Berdasarkan uraian di atas, secara keseluruhan
tim redaksi menyimpulkan bahwa responden (AKK FEB USU) sudah cukup aware dalam
Kesehatan mental. Hal ini dapat dibuktikan melalui hasil survei yakni berdasarkan
aspek pengetahuan, AKK dominan telah mengetahui isu kesehatan mental baik yang
dialami diri sendiri atau yang dialami orang di lingkungan sekitar mereka
seperti gangguan kecemasan yang berlebihan, depresi atau gangguan suasana hati
(mood) yang ditandai dengan perasaan sedih yang mendalam dan kehilangan minat
terhadap hal-hal yang disukai sehingga seseorang tersebut tidak dapat berfikir
secara jernih dan berujung melakukan tindakan bunuh diri atau mengakhiri hidup.
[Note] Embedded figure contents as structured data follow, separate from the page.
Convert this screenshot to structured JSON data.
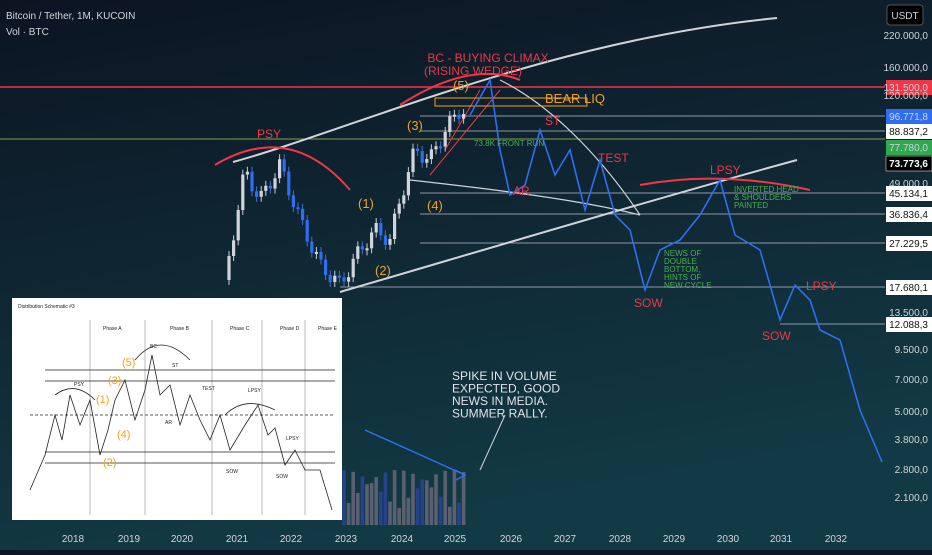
{
  "header": {
    "symbol": "Bitcoin / Tether, 1M, KUCOIN",
    "indicator": "Vol · BTC",
    "currency": "USDT"
  },
  "price_axis": [
    "220.000,0",
    "160.000,0",
    "131.500,0",
    "120.000,0",
    "96.771,8",
    "88.837,2",
    "77.780,0",
    "73.773,6",
    "49.000,0",
    "45.134,1",
    "36.836,4",
    "27.229,5",
    "17.680,1",
    "13.500,0",
    "12.088,3",
    "9.500,0",
    "7.000,0",
    "5.000,0",
    "3.800,0",
    "2.800,0",
    "2.100,0"
  ],
  "time_axis": [
    "2018",
    "2019",
    "2020",
    "2021",
    "2022",
    "2023",
    "2024",
    "2025",
    "2026",
    "2027",
    "2028",
    "2029",
    "2030",
    "2031",
    "2032"
  ],
  "annotations": {
    "bc": [
      "BC - BUYING CLIMAX",
      "(RISING WEDGE)"
    ],
    "bear_liq": "BEAR LIQ",
    "st": "ST",
    "test": "TEST",
    "lpsy_top": "LPSY",
    "psy": "PSY",
    "waves": [
      "(1)",
      "(2)",
      "(3)",
      "(4)",
      "(5)"
    ],
    "front_run": "73.8K FRONT RUN",
    "ar": "AR",
    "sow1": "SOW",
    "sow2": "SOW",
    "lpsy2": "LPSY",
    "inverted": [
      "INVERTED HEAD",
      "& SHOULDERS",
      "PAINTED"
    ],
    "news": [
      "NEWS OF",
      "DOUBLE",
      "BOTTOM,",
      "HINTS OF",
      "NEW CYCLE"
    ],
    "spike": [
      "SPIKE IN VOLUME",
      "EXPECTED, GOOD",
      "NEWS IN MEDIA.",
      "SUMMER RALLY."
    ]
  },
  "inset": {
    "title": "Distribution Schematic #3",
    "phases": [
      "Phase A",
      "Phase B",
      "Phase C",
      "Phase D",
      "Phase E"
    ],
    "labels": {
      "psy": "PSY",
      "bc": "BC",
      "st": "ST",
      "ar": "AR",
      "test": "TEST",
      "lpsy": "LPSY",
      "lpsy2": "LPSY",
      "sow": "SOW",
      "sow2": "SOW"
    },
    "waves": [
      "(1)",
      "(2)",
      "(3)",
      "(4)",
      "(5)"
    ]
  }
}
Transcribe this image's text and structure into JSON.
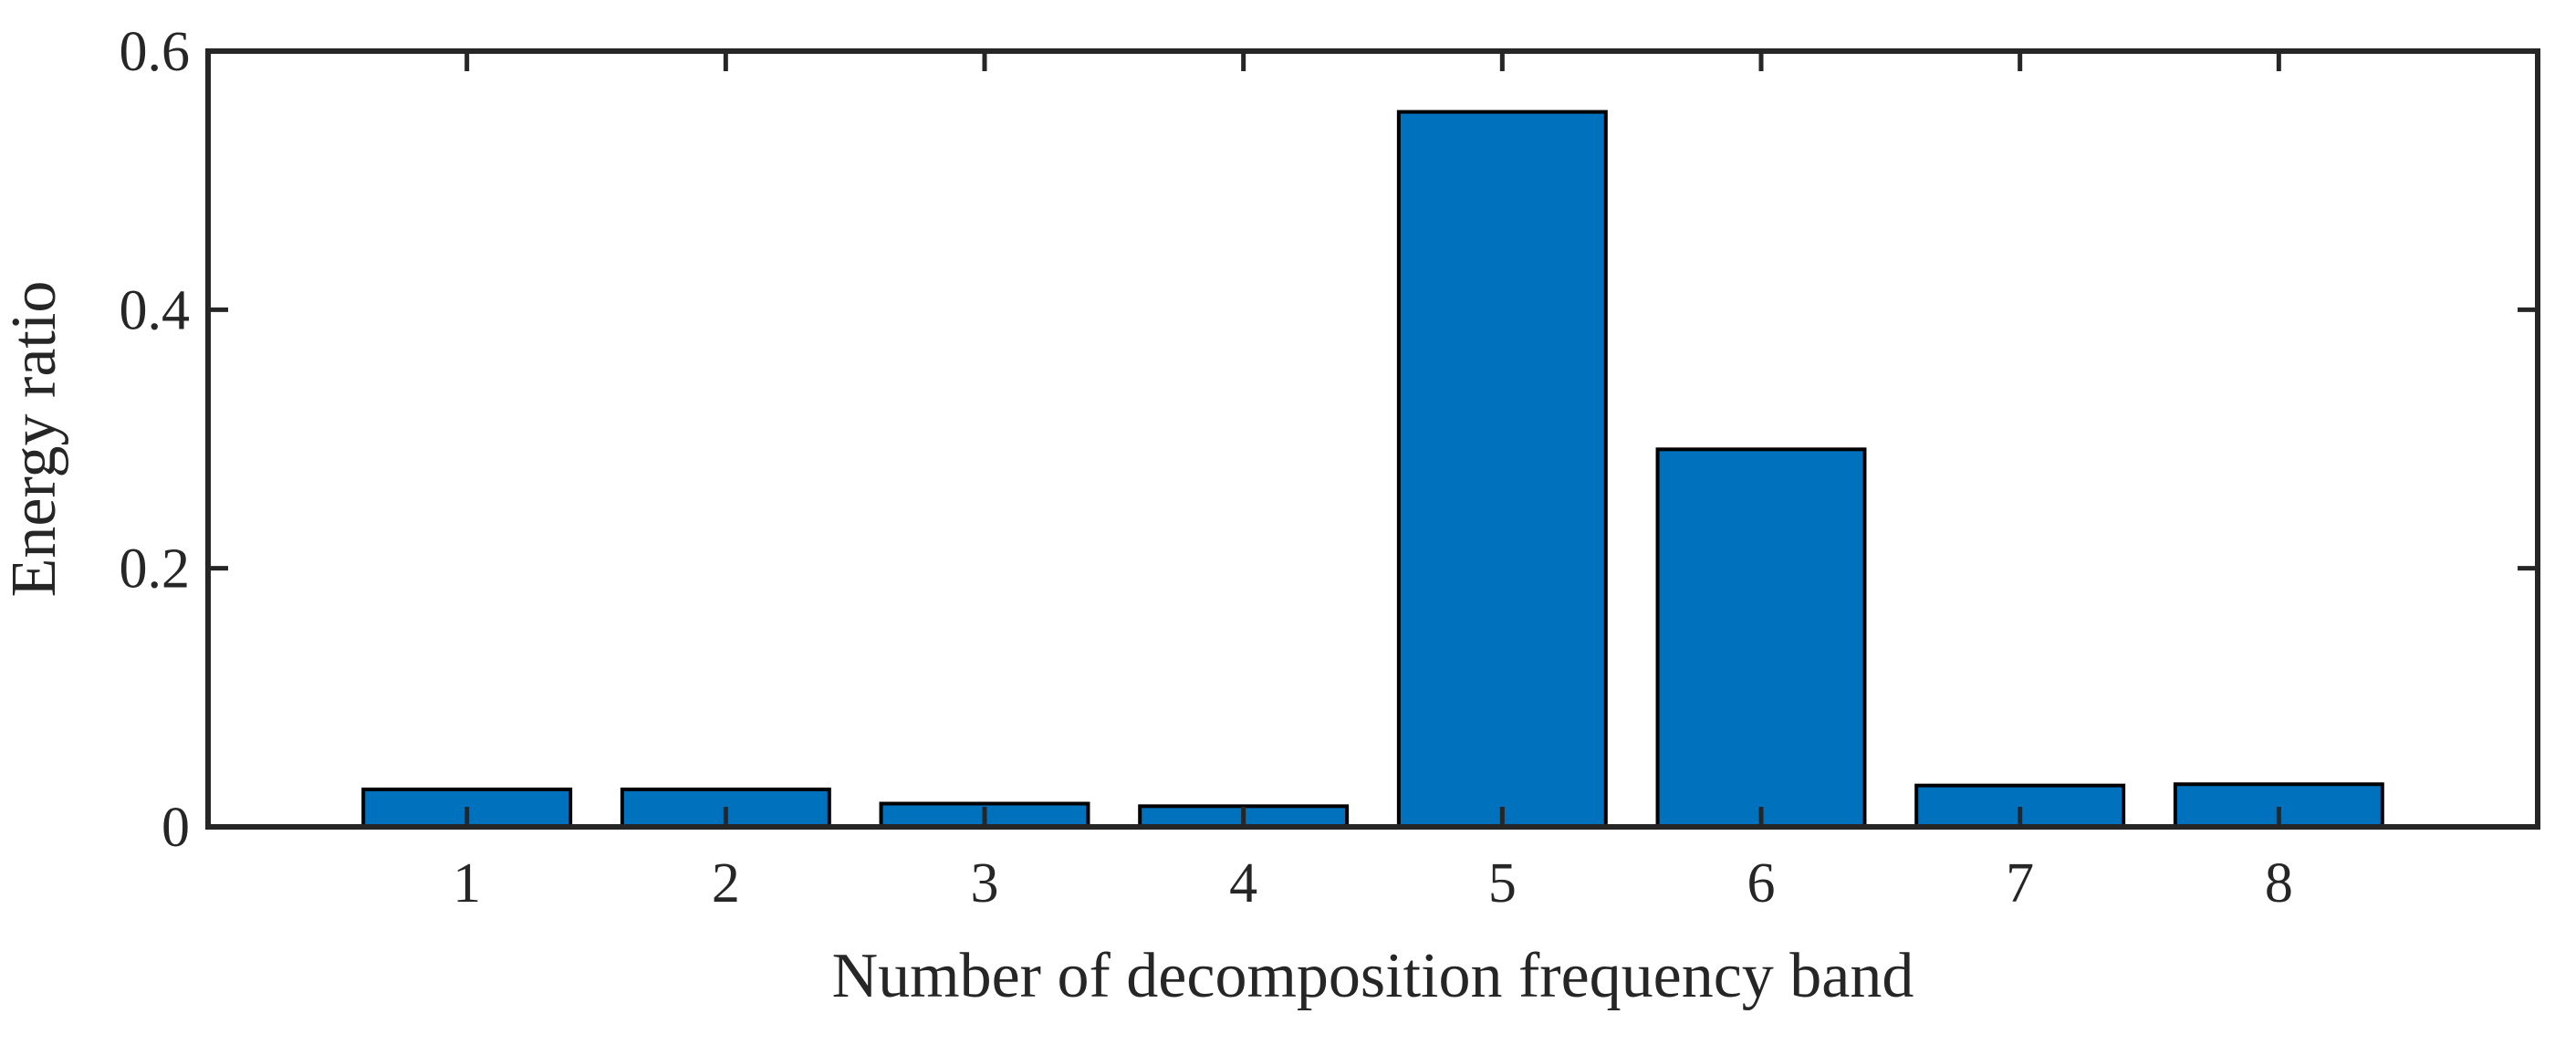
{
  "chart_data": {
    "type": "bar",
    "title": "",
    "xlabel": "Number of decomposition frequency band",
    "ylabel": "Energy ratio",
    "categories": [
      "1",
      "2",
      "3",
      "4",
      "5",
      "6",
      "7",
      "8"
    ],
    "values": [
      0.029,
      0.029,
      0.018,
      0.016,
      0.553,
      0.292,
      0.032,
      0.033
    ],
    "xlim": [
      0,
      9
    ],
    "ylim": [
      0,
      0.6
    ],
    "yticks": [
      0,
      0.2,
      0.4,
      0.6
    ],
    "ytick_labels": [
      "0",
      "0.2",
      "0.4",
      "0.6"
    ],
    "grid": false,
    "legend": "none",
    "bar_color": "#0072BD",
    "bar_edge_color": "#000000",
    "axis_color": "#262626"
  }
}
Dari aspek kesadaran, dominan responden telah sadar akan pentingnya dalam
menjaga kesehatan mental dan peduli terhadap permasalahan mental. Apabila
responden sedang dalam keadaan kurang baik kesehatan mentalnya, responden mampu
mencari upaya pengendaliannya, ini mengindikasikan AKK sudah berupaya dalam
menjaga kestabilan kesehatan mentalnya meskipun ada beberapa yang memang masih
kurang aware.
Selanjutnya aspek yang terakhir adalah aspek ingin, keinginan AKK atau tindakan lebih lanjut akan isu kesehatan mental baik yang terjadi di lingkungannya maupun pada diri sendiri. Berdasarkan hasil survei, saat kesehatan mental AKK dalam keadaan kurang kondusif, rata-rata responden ingin pergi ke pihak yang profesional dalam memulihkan kesehatan mental, namun ada beberapa kendala seperti kurangnya informasi mengenai tenaga ahli yang tersedia (Psikolog) maupun dari segi dana yang kurang memadai sehingga beberapa AKK lebih mengatasi dengan alternatif yang ringan. Harapannya, AKK dapat lebih menjaga kesehatan jasmani maupun mental, sehingga dapat memaksimalkan produktivitas sehari-hari.